Le voci dei presenti, che già gremivano la parrocchiale dei Ss. Giovanni di Dio e Giusto in Gorizia, si sono unite nella risposta e nel canto a coloro che, a turno, hanno animato la preghiera.  
Ad ogni mistero, un breve commento, ha accentuato i "buoni frutti" da realizzare nella vita  di ogni giorno.
L’ospitalità della comunità parrocchiale  e dell’attiguo istituto "Villa san Giusto" ha fatto entrare, subito, malati e sani della città e provenienti dall’isontino e dalla bassa friulana in un clima di famiglia.
Una famiglia in preghiera in cui nessuno era estraneo o dimenticato in cui ciascuno aveva tanti buoni motivi  per ringraziare il buon Dio  e per essere di conforto gli uni per gli altri.
Il coinvolgimento dell’assemblea è continuato durante la santa messa presieduta dal vicario generale mons. Armando Zorzin che, nell’omelia, attualizzando il Vangelo, ha ricordato come, nei limiti e nelle debolezze di ogni creatura siano forza e segno di speranza le parole di Gesù "gratuitamente avete ricevuto, gratuitamente date".
Nel portare il saluto dell’arcivescovo Carlo impegnato a Zelarino con le Caritas, ha ricordato con affetto il vescovo Dino chiedendo per Lui vicinanza e preghiera in questa fase sofferta della sua vita.
Dopo l’omelia, il sacramento dell’Unzione degli Infermi è stato ricevuto dalle persone preparate e già disposte nel presbiterio e nell’aula, vicine all’altare: l’assemblea le ha accompagnate con un silenzio attento e in meditazione.
Questa XXVII^ giornata  mondiale del malato, che la nostra diocesi ha vissuto in unione con la Chiesa universale, grazie ad una liturgia essenziale, intensa e partecipata ha fatto rivivere a tutti i presenti l’incontro con Gesù ed il mistero  grazie al quale Egli è cibo e vita.
Al termine della distribuzione dell’eucaristia, le parole della preghiera che i vescovi italiani preposti alla pastorale della salute hanno scritto per questa giornata, sono risuonate all’unisono quasi un’unica potente voce  di accorata fede, di solida speranza di indomabile spirito di servizio.
L’invito da parte del CVS  a partecipare, nel prossimo agosto, agli esercizi spirituali a Re e l’invito da parte dell’UNITALSI a partecipare al pellegrinaggio a Lourdes il prossimo giugno hanno preceduto i ringraziamenti di don Mirko Franetovich, direttore dell’ufficio diocesano della pastorale della salute.
Con senso di riconoscenza per la preparazione  della giornata e per la presenza sono stati ringraziati proprio tutti: le  persone della parrocchia ospitante, il coro del maestro D’Osvaldo e dell’ANDOS, l’organista, il personale medico ed infermieristico dell’Istituto "San Giusto", le religiose, lo SMOM, le Misericordie, il CVS, le sorelle ed i barellieri dell’UNITALSI.

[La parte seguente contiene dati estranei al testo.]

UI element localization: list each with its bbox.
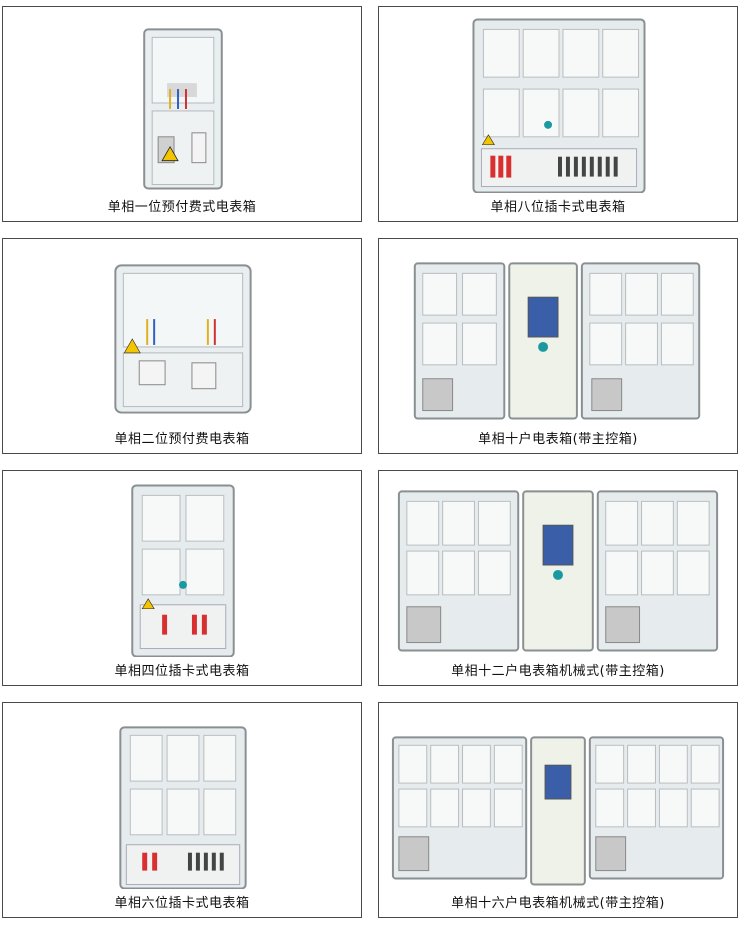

Attraverso  Voce, a nome di tutti, un grande grazie va ai numerosi sacerdoti - oltre una decina - che hanno concelebrato ed ai diaconi che, insieme all’assemblea, hanno reso veramente solenne questa nostra santa messa. La benedizione, la melodia e le parole dell’Ave Maria di Lourdes hanno concluso  la celebrazione, ma non i saluti e gli incontri tra amici sani e ammalati sul sagrato e nei pressi della chiesa.